F BRIEF VAN DE VOORZITTER VAN DE VASTE COMMISSIE VOOR IMMIGRATIE EN ASIEL/JBZ-RAAD

Aan de Staatssecretaris van Justitie en Veiligheid

Den Haag, 10 juli 2019

De leden van de vaste commissie voor Immigratie & Asiel/JBZ-Raad constateren dat de Kamer nog geen nadere memorie van antwoord heeft ontvangen op het nader voorlopig verslag1 aangaande het voorstel voor de Wet terugkeer en vreemdelingenbewaring. Deze leden verzoeken u de nadere memorie van antwoord zo spoedig mogelijk en uiterlijk 5 september 2019 naar de Kamer te sturen.

Daarnaast zouden de leden van deze commissie u nog willen attenderen op een tweetal openstaande brieven waarvan de reactietermijn enige tijd is verstreken:

  • Nadere vragen over het VN Migratiecompact alsmede over de borging van de rechten van het kind, kenmerk 164221.05u, verstuurd op 29 mei 2019.

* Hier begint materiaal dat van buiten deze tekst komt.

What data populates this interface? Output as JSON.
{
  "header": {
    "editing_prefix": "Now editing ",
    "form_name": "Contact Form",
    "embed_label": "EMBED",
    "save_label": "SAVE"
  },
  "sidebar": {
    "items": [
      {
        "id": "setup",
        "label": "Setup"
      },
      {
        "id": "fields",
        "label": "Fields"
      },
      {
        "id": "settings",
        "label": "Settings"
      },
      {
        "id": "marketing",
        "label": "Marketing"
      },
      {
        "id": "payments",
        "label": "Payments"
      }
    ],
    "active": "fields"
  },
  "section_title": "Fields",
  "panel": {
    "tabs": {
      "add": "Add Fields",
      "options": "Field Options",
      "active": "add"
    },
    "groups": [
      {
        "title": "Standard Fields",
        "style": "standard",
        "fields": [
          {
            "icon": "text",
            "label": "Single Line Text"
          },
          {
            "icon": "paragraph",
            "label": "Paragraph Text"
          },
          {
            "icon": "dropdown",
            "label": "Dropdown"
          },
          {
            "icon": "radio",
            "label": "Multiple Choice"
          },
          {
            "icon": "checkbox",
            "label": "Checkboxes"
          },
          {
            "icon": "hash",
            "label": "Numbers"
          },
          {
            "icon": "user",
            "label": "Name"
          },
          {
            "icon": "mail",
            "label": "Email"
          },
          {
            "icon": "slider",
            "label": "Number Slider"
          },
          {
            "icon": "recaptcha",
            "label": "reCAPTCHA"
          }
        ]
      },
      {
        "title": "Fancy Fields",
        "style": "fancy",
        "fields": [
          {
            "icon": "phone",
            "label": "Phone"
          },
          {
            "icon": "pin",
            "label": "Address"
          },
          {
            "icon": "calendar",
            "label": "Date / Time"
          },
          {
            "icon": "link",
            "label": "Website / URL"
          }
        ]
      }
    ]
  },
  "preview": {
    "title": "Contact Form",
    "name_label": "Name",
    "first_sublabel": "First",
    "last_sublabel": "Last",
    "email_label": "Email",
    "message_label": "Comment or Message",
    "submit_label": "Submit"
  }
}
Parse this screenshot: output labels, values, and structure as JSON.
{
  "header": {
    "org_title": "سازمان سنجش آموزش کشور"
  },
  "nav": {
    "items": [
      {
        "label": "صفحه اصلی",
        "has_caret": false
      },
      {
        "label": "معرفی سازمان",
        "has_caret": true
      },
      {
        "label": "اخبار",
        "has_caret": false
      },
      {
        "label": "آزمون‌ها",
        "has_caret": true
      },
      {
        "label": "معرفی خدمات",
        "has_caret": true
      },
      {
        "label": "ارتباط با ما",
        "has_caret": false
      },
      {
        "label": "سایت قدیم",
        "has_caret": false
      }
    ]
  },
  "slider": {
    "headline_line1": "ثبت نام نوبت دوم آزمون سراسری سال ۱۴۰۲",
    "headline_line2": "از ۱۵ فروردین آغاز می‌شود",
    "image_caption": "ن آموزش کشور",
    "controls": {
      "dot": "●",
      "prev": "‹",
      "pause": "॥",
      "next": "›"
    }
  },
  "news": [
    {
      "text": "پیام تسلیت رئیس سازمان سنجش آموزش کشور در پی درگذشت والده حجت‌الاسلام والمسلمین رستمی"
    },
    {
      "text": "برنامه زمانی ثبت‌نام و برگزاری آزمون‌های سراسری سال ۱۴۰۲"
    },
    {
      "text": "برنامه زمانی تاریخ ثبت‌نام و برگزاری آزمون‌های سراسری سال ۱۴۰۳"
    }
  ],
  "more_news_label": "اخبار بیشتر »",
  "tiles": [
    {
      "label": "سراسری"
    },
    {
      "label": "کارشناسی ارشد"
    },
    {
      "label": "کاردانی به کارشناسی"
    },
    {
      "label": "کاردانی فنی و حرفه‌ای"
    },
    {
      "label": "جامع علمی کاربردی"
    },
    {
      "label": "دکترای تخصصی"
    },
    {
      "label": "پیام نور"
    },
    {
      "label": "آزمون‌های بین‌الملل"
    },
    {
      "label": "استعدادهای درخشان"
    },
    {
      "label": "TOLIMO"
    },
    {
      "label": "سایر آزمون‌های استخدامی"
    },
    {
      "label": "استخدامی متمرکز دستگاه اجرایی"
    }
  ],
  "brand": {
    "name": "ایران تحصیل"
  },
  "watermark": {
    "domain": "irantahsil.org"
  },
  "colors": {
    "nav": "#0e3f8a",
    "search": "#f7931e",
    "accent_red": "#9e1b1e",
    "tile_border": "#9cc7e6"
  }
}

  • Vragen van de PVV-fractie over het verslag van de JBZ-Raad van 7–8 maart 2019, met het kenmerk 164585.03u, verstuurd op 16 april 2019.

Ook van deze brieven verzoeken de leden van de vaste commissie voor Immigratie & Asiel/JBZ-Raad u de beantwoording zo spoedig mogelijk en uiterlijk 5 september 2019 naar de Kamer te doen toekomen. Zij zien uw beantwoording met belangstelling tegemoet.

De voorzitter van de vaste commissie voor Immigratie en Asiel/JBZ-Raad, Faber-van de Klashorst


X Noot
1

Kamerstukken I, 2018–2019, 34 309, E.